C’était un désir ancien et profond qu’il n’avait jamais partagé avec Pedro, car il ne voulait pas influencer artificiellement ses futures décisions professionnelles. « Je veux aussi devenir médecin quand je serai grand », dit soudain Mateus avec une détermination surprenante à bien prendre soin des pauvres qui n’ont pas d’argent pour payer des consultations coûteuses ou des médicaments.
Je veux être enseignant pour des enfants », conclut Lucas avec la même conviction de leur apprendre à lire, écrire et faire des mathématiques efficacement, même s’ils sont pauvres. Des larmes brûlaient vivement dans les yeux d’Eduardo. Les trois enfants avaient des rêves nobles et altruistes, totalement alignés avec les valeurs éthiques et morales qu’il s’était efforcé d’inculquer à Pedro dès son plus jeune âge.
C’était comme s’ils partageaient non seulement l’apparence physique, mais aussi le caractère, les principes, et même les rêves les plus profonds. Lorsqu’ils arrivèrent enfin au majestueux manoir, avec ses vastes jardins parfaitement entretenus et son architecture classique imposante, Lucas et Mateus étaient complètement paralysés à l’entrée principale.
La maison de trois étages, avec ses immenses colonnes blanches et ses fenêtres en verre étincelant, ressemblait à un véritable palais royal aux yeux de deux enfants qui avaient passé tant de nuits à l’air libre, dans les rues dangereuses de la ville. « Tu vis vraiment ici, dans cette immense maison ? » demanda Mateus d’une voix presque inaudible d’émerveillement.
C’est très grand et magnifique. Il doit y avoir environ 100 pièces distinctes. Il compte 22 chambres au total », corrigea Pedro avec un sourire fier et innocent. « Mais en fait, on n’en utilise que quelques-uns. Le reste reste toujours fermé parce que c’est trop grand pour seulement deux personnes. » Rosa Oliveira, la gouvernante expérimentée qui s’occupait de la maison avec dévouement depuis exactement 15 ans, apparut immédiatement à la porte d’entrée avec son allure toujours élégante et impeccable professionnelle.

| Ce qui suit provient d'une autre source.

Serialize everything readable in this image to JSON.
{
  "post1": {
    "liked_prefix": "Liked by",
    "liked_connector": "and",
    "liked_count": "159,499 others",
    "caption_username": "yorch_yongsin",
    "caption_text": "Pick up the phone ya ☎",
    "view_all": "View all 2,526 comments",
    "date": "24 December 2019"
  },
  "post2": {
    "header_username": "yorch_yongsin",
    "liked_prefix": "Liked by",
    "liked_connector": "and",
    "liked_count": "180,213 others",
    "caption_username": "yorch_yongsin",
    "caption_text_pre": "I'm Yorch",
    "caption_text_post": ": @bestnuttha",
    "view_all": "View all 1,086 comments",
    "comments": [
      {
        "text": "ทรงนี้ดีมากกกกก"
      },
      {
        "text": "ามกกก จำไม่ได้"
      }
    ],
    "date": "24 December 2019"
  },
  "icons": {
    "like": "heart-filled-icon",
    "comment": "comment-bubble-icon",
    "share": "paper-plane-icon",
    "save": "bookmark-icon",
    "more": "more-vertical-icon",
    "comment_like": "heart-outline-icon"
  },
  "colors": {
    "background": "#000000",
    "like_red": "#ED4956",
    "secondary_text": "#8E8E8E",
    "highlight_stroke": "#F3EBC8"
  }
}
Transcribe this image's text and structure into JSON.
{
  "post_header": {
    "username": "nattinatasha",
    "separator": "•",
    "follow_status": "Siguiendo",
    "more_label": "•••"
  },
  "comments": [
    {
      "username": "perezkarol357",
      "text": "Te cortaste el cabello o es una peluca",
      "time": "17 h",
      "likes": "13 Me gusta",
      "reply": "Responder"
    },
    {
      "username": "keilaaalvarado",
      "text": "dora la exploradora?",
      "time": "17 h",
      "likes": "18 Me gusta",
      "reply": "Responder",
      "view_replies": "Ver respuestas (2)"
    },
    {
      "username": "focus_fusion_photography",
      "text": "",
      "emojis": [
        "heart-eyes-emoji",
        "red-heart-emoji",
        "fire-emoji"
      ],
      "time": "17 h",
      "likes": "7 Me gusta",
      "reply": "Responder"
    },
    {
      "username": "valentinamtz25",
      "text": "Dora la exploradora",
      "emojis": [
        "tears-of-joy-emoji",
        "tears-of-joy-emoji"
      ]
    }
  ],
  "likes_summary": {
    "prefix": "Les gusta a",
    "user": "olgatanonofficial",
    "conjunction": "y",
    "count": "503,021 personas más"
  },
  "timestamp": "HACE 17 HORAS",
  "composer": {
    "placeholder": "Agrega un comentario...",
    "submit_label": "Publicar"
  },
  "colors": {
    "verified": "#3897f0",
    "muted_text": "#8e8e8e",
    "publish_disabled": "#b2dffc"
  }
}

En voyant Eduardo arriver de façon inattendue avec trois enfants absolument identiques, son expression passa de l’intérêt à la stupeur totale. Elle connaissait Pedro intimement depuis qu’il était nouveau-né et la ressemblance physique était si incroyable qu’elle laissa tomber les lourdes clés dans sa main. « Mon Dieu, que Dieu te bénisse », murmura-t-il doucement, se signant rapidement trois fois de suite.
« Monsieur Eduardo, quelle histoire impossible est-ce là ? Comment se fait-il qu’il y ait trois Peter identiques ? Rosa, je t’expliquerai tout calmement plus tard », dit Eduardo en se précipitant dans la maison avec les trois enfants. « Pour l’instant, j’ai urgemment besoin que tu prépares un bain très chaud pour Lucas et Mateus, et quelque chose de nutritif et délicieux pour qu’ils puissent manger en abondance.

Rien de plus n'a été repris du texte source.